When it comes to investing in international markets, there's a growing confidence based on personal experiences and anecdotal evidence that these markets are comparable to or even on par with the US. This belief is rooted in the belief that these markets' growth will accelerate in the next five years. When it comes to valuing companies, understanding the internal rate of return and discount rate are crucial. The discount rate and internal rate of return are interconnected, and the decision on the expected growth rate of a company's cash flows and the discount rate to use is not a straightforward one. It requires a qualitative evaluation of the risk involved and an assessment of whether the expected return is worth the risk. The decision on the expected growth rate also depends on individual assumptions and assessments of the company's future prospects. Ultimately, the goal is to identify the stock with the highest expected return within one's circle of competence, while considering the level of conservatism in assumptions. Additionally, subscribing to a newsletter that graphs and discounts free cash flows for interesting stock picks can provide valuable insights.
Evaluating a company's value: future cash flows, current price, and discount rate: To determine a company's value, assess future cash flows, current price, and the discount rate, which reflects the time value of money and investment risk.
When evaluating a company's value, there are three primary variables to consider: the estimation of future free cash flows, the current price of the company, and the discount rate. The first variable involves estimating the future cash flows, which requires understanding the company's historical growth rate and making projections based on qualitative analysis. The second variable is the current price, which is a known quantity for publicly traded companies. The third variable is the discount rate, which reflects the time value of money and the risk associated with the investment. By considering these three variables, investors can make informed decisions about the potential value of a company.
Understanding Discounted Cash Flows and IRR for Investment Analysis: Discounted cash flows estimate future cash flows, choose a discount rate, and calculate present value. A higher discount rate lowers present value. IRR is the discount rate making net present value zero, indicating potential value. TIP Finance tool simplifies the process.
When evaluating a company's potential investment value, understanding the concept of discounted cash flows and internal rate of return (IRR) is crucial.
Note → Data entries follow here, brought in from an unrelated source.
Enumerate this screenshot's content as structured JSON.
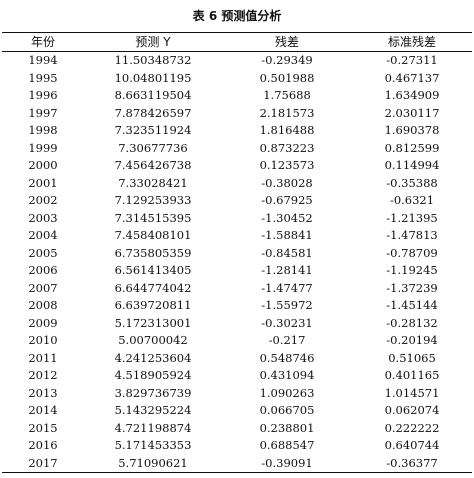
{
  "caption": "表 6  预测值分析",
  "table": {
    "headers": [
      "年份",
      "预测 Y",
      "残差",
      "标准残差"
    ],
    "rows": [
      {
        "year": "1994",
        "pred": "11.50348732",
        "resid": "-0.29349",
        "std": "-0.27311"
      },
      {
        "year": "1995",
        "pred": "10.04801195",
        "resid": "0.501988",
        "std": "0.467137"
      },
      {
        "year": "1996",
        "pred": "8.663119504",
        "resid": "1.75688",
        "std": "1.634909"
      },
      {
        "year": "1997",
        "pred": "7.878426597",
        "resid": "2.181573",
        "std": "2.030117"
      },
      {
        "year": "1998",
        "pred": "7.323511924",
        "resid": "1.816488",
        "std": "1.690378"
      },
      {
        "year": "1999",
        "pred": "7.30677736",
        "resid": "0.873223",
        "std": "0.812599"
      },
      {
        "year": "2000",
        "pred": "7.456426738",
        "resid": "0.123573",
        "std": "0.114994"
      },
      {
        "year": "2001",
        "pred": "7.33028421",
        "resid": "-0.38028",
        "std": "-0.35388"
      },
      {
        "year": "2002",
        "pred": "7.129253933",
        "resid": "-0.67925",
        "std": "-0.6321"
      },
      {
        "year": "2003",
        "pred": "7.314515395",
        "resid": "-1.30452",
        "std": "-1.21395"
      },
      {
        "year": "2004",
        "pred": "7.458408101",
        "resid": "-1.58841",
        "std": "-1.47813"
      },
      {
        "year": "2005",
        "pred": "6.735805359",
        "resid": "-0.84581",
        "std": "-0.78709"
      },
      {
        "year": "2006",
        "pred": "6.561413405",
        "resid": "-1.28141",
        "std": "-1.19245"
      },
      {
        "year": "2007",
        "pred": "6.644774042",
        "resid": "-1.47477",
        "std": "-1.37239"
      },
      {
        "year": "2008",
        "pred": "6.639720811",
        "resid": "-1.55972",
        "std": "-1.45144"
      },
      {
        "year": "2009",
        "pred": "5.172313001",
        "resid": "-0.30231",
        "std": "-0.28132"
      },
      {
        "year": "2010",
        "pred": "5.00700042",
        "resid": "-0.217",
        "std": "-0.20194"
      },
      {
        "year": "2011",
        "pred": "4.241253604",
        "resid": "0.548746",
        "std": "0.51065"
      },
      {
        "year": "2012",
        "pred": "4.518905924",
        "resid": "0.431094",
        "std": "0.401165"
      },
      {
        "year": "2013",
        "pred": "3.829736739",
        "resid": "1.090263",
        "std": "1.014571"
      },
      {
        "year": "2014",
        "pred": "5.143295224",
        "resid": "0.066705",
        "std": "0.062074"
      },
      {
        "year": "2015",
        "pred": "4.721198874",
        "resid": "0.238801",
        "std": "0.222222"
      },
      {
        "year": "2016",
        "pred": "5.171453353",
        "resid": "0.688547",
        "std": "0.640744"
      },
      {
        "year": "2017",
        "pred": "5.71090621",
        "resid": "-0.39091",
        "std": "-0.36377"
      }
    ]
  }
}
Discounted cash flows involve estimating future cash flows, choosing a discount rate, and calculating the present value of those future cash flows. A higher discount rate results in a lower present value, while a lower discount rate results in a higher present value. IRR, on the other hand, is the discount rate that makes the net present value of all cash flows (both incoming and outgoing) equal to zero. When the IRR is high, it indicates the potential for significant value to be captured if the estimated future cash flows are accurate. The TIP Finance tool simplifies this process by automating the calculations and allowing users to input their own estimates for future cash flows and growth rates. Overall, understanding the concepts of discounted cash flows and IRR can help investors make informed decisions about potential investments.